Les danseurs eux aussi incarnent à la perfection cette contradiction interne à leur ville d’origine : la technique de la danse classique est parfaite, les gestes maîtrisés (sans doute trop – on sent la concentration des danseurs), l’émotion, quant à elle, est soigneusement intériorisée. Celle-ci est signifiée, par le biais de gestes caricaturaux (hésitations des amoureux, fausses sorties de scène à foison, mains qui s’effleurent et rougissent de s’être effleurées), mais ne semble pas vécue. En résulte un mélange étrange, cette contradiction voulue qui frustre certainement le spectateur, mais incarne néanmoins la réalité d’une Chine prise entre tradition de retenue orientale et influence jazz occidentale.

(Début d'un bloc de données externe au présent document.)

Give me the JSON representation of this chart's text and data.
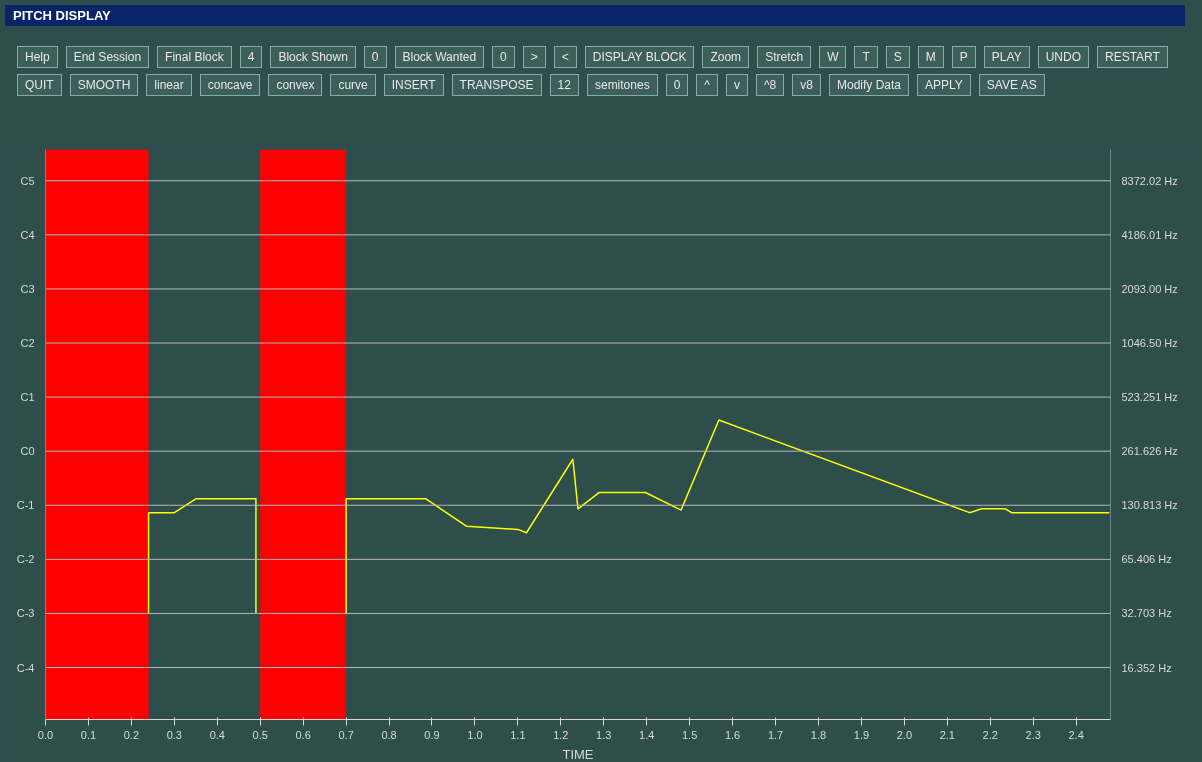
{
  "chart_data": {
    "type": "line",
    "title": "PITCH DISPLAY",
    "xlabel": "TIME",
    "annotations": [
      "Help",
      "End Session",
      "Final Block",
      "4",
      "Block Shown",
      "0",
      "Block Wanted",
      "0",
      ">",
      "<",
      "DISPLAY BLOCK",
      "Zoom",
      "Stretch",
      "W",
      "T",
      "S",
      "M",
      "P",
      "PLAY",
      "UNDO",
      "RESTART",
      "QUIT",
      "SMOOTH",
      "linear",
      "concave",
      "convex",
      "curve",
      "INSERT",
      "TRANSPOSE",
      "12",
      "semitones",
      "0",
      "^",
      "v",
      "^8",
      "v8",
      "Modify Data",
      "APPLY",
      "SAVE AS"
    ],
    "x": [
      0.24,
      0.24,
      0.3,
      0.35,
      0.49,
      0.49,
      0.6,
      0.7,
      0.7,
      0.886,
      0.98,
      1.1,
      1.12,
      1.228,
      1.24,
      1.289,
      1.397,
      1.48,
      1.568,
      2.152,
      2.18,
      2.235,
      2.25,
      2.477
    ],
    "series": [
      {
        "color": "#ffff00",
        "values": [
          32.7,
          119,
          119,
          142,
          142,
          32.7,
          null,
          32.7,
          142,
          142,
          100,
          96,
          92,
          236,
          125,
          154,
          154,
          123,
          390,
          119,
          125,
          125,
          119,
          119
        ]
      }
    ],
    "log": "y",
    "line_style": "solid",
    "marker": "none",
    "xlim": [
      0,
      2.48
    ],
    "ylim": [
      8.4,
      12500
    ],
    "ref_lines": [
      {
        "axis": "y",
        "value": 16.352,
        "label": "C-4",
        "color": "#b8b8b8"
      },
      {
        "axis": "y",
        "value": 32.703,
        "label": "C-3",
        "color": "#b8b8b8"
      },
      {
        "axis": "y",
        "value": 65.406,
        "label": "C-2",
        "color": "#b8b8b8"
      },
      {
        "axis": "y",
        "value": 130.813,
        "label": "C-1",
        "color": "#b8b8b8"
      },
      {
        "axis": "y",
        "value": 261.626,
        "label": "C0",
        "color": "#b8b8b8"
      },
      {
        "axis": "y",
        "value": 523.251,
        "label": "C1",
        "color": "#b8b8b8"
      },
      {
        "axis": "y",
        "value": 1046.5,
        "label": "C2",
        "color": "#b8b8b8"
      },
      {
        "axis": "y",
        "value": 2093.0,
        "label": "C3",
        "color": "#b8b8b8"
      },
      {
        "axis": "y",
        "value": 4186.01,
        "label": "C4",
        "color": "#b8b8b8"
      },
      {
        "axis": "y",
        "value": 8372.02,
        "label": "C5",
        "color": "#b8b8b8"
      }
    ],
    "xticks": [
      {
        "value": 0.0,
        "label": "0.0"
      },
      0.1,
      0.2,
      0.3,
      0.4,
      0.5,
      0.6,
      0.7,
      0.8,
      0.9,
      {
        "value": 1.0,
        "label": "1.0"
      },
      1.1,
      1.2,
      1.3,
      1.4,
      1.5,
      1.6,
      1.7,
      1.8,
      1.9,
      {
        "value": 2.0,
        "label": "2.0"
      },
      2.1,
      2.2,
      2.3,
      2.4
    ],
    "yticks": [
      {
        "value": 16.352,
        "label": "16.352 Hz"
      },
      {
        "value": 32.703,
        "label": "32.703 Hz"
      },
      {
        "value": 65.406,
        "label": "65.406 Hz"
      },
      {
        "value": 130.813,
        "label": "130.813 Hz"
      },
      {
        "value": 261.626,
        "label": "261.626 Hz"
      },
      {
        "value": 523.251,
        "label": "523.251 Hz"
      },
      {
        "value": 1046.5,
        "label": "1046.50 Hz"
      },
      {
        "value": 2093.0,
        "label": "2093.00 Hz"
      },
      {
        "value": 4186.01,
        "label": "4186.01 Hz"
      },
      {
        "value": 8372.02,
        "label": "8372.02 Hz"
      }
    ],
    "bands": [
      {
        "axis": "x",
        "from": 0.0,
        "to": 0.24,
        "color": "#ff0000"
      },
      {
        "axis": "x",
        "from": 0.5,
        "to": 0.7,
        "color": "#ff0000"
      }
    ]
  }
}
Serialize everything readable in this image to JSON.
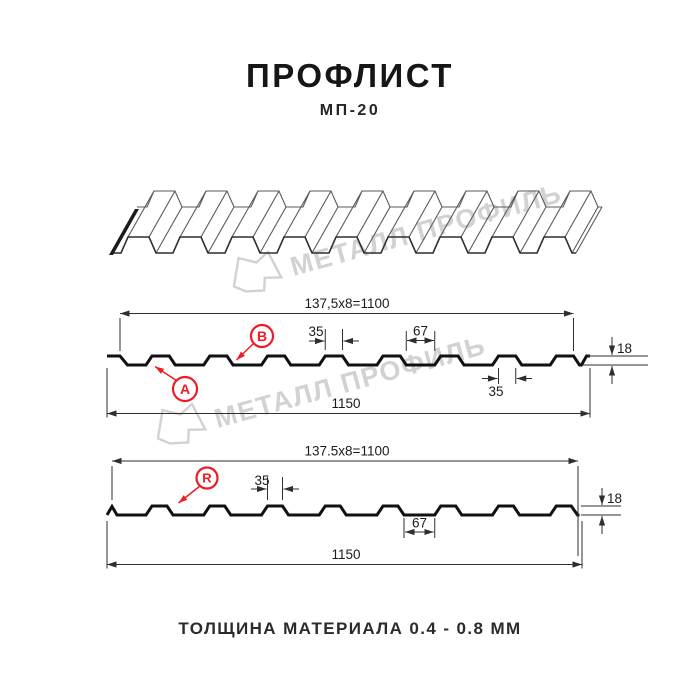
{
  "header": {
    "title": "ПРОФЛИСТ",
    "subtitle": "МП-20"
  },
  "watermark": {
    "brand_text": "МЕТАЛЛ ПРОФИЛЬ",
    "color": "#d2d2d2"
  },
  "colors": {
    "accent_red": "#ed1c24",
    "drawing_line": "#111111",
    "dimension_line": "#2e2e2e"
  },
  "section_top": {
    "labels": {
      "a": "A",
      "b": "B"
    },
    "dims": {
      "width_formula": "137,5x8=1100",
      "rib_top_width": "35",
      "flat_width": "67",
      "height": "18",
      "rib_bottom_width": "35",
      "total_width": "1150"
    }
  },
  "section_bottom": {
    "labels": {
      "r": "R"
    },
    "dims": {
      "width_formula": "137.5x8=1100",
      "rib_top_width": "35",
      "flat_width": "67",
      "height": "18",
      "total_width": "1150"
    }
  },
  "footer": {
    "thickness_note": "ТОЛЩИНА МАТЕРИАЛА 0.4 - 0.8 ММ"
  }
}
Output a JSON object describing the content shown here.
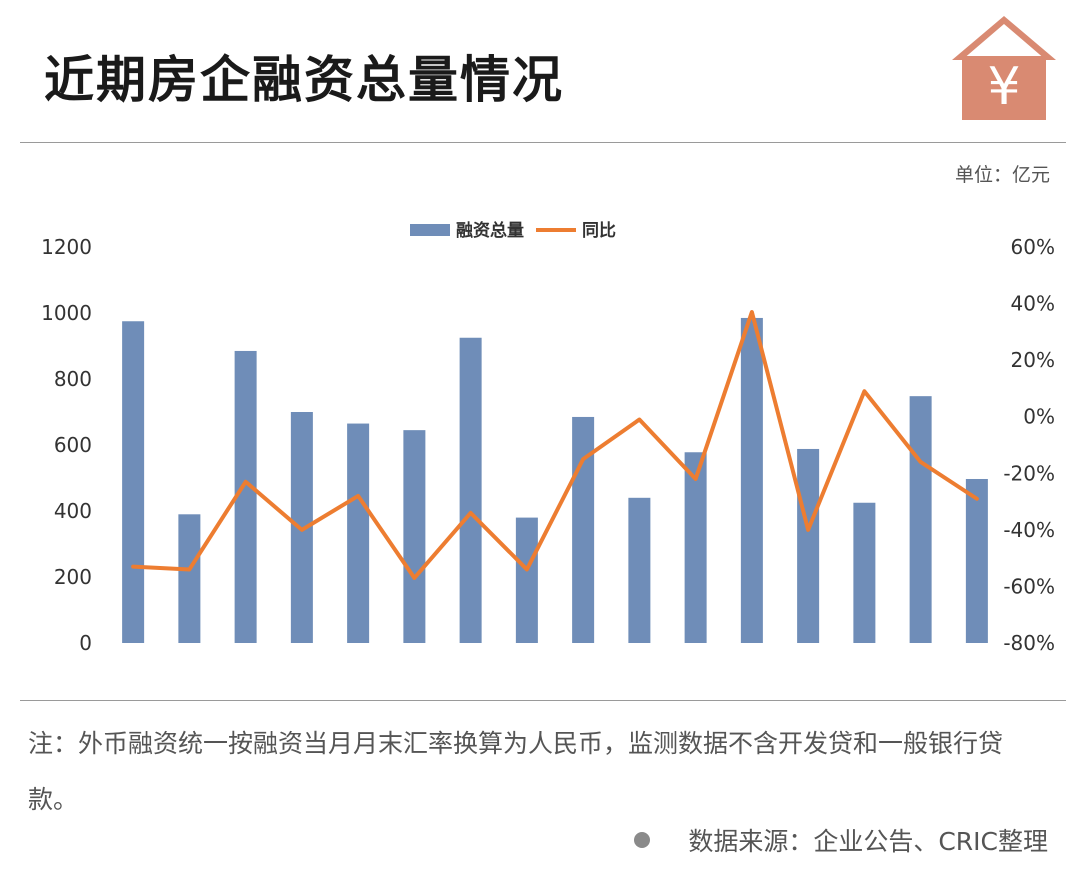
{
  "header": {
    "title": "近期房企融资总量情况",
    "icon": "house-yen-icon",
    "icon_symbol": "¥",
    "icon_color": "#d98a72"
  },
  "unit_label": "单位：亿元",
  "chart_data": {
    "type": "bar",
    "title": "",
    "categories": [
      "",
      "",
      "",
      "",
      "",
      "",
      "",
      "",
      "",
      "",
      "",
      "",
      "",
      "",
      "",
      ""
    ],
    "series": [
      {
        "name": "融资总量",
        "type": "bar",
        "axis": "left",
        "color": "#6f8db8",
        "values": [
          975,
          390,
          885,
          700,
          665,
          645,
          925,
          380,
          685,
          440,
          578,
          985,
          588,
          425,
          748,
          497
        ]
      },
      {
        "name": "同比",
        "type": "line",
        "axis": "right",
        "color": "#ed7d31",
        "values": [
          -53,
          -54,
          -23,
          -40,
          -28,
          -57,
          -34,
          -54,
          -15,
          -1,
          -22,
          37,
          -40,
          9,
          -16,
          -29
        ]
      }
    ],
    "y_left": {
      "min": 0,
      "max": 1200,
      "ticks": [
        0,
        200,
        400,
        600,
        800,
        1000,
        1200
      ]
    },
    "y_right": {
      "min": -80,
      "max": 60,
      "ticks": [
        -80,
        -60,
        -40,
        -20,
        0,
        20,
        40,
        60
      ],
      "tick_labels": [
        "-80%",
        "-60%",
        "-40%",
        "-20%",
        "0%",
        "20%",
        "40%",
        "60%"
      ]
    },
    "legend_position": "top-center",
    "grid": false
  },
  "footer": {
    "note": "注：外币融资统一按融资当月月末汇率换算为人民币，监测数据不含开发贷和一般银行贷款。",
    "source": "数据来源：企业公告、CRIC整理"
  }
}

Malgré une technique remarquable et des scènes de groupe très bien chorégraphiées, l’on regrette le pittoresque un peu facile des costumes et des décors, ainsi que l’absence – incompréhensible – d’un travail plus poussé de la lumière.
La référence à la légende chinoise du Bouvier et de la Tisserande est sans doute l’une des propositions les plus intéressantes de ce ballet, dont la force et la faiblesse est d’avoir trop voulu jouer des paradoxes d’une ville prise entre deux mondes. Le livret en est d’une assez déconcertant : l’on passe d’un air de jazz à des tonalités asiatiques, en faisant un détour par le répertoire classique. Si la démarche est louable, le résultat ne fait guère sens, et empêche les spectateurs d’être jamais totalement plongés dans l’univers proposé.
L’on saluera toutefois le remarquable travail des danseurs et la maîtrise chorégraphique, particulièrement appréciable dans le pas de deux dans la chambre du second acte, en espérant trouver la semaine prochaine avec La Fille aux cheveux blancs cette émotion que l’on a cherchée, sans grand succès, dans A Sign of love.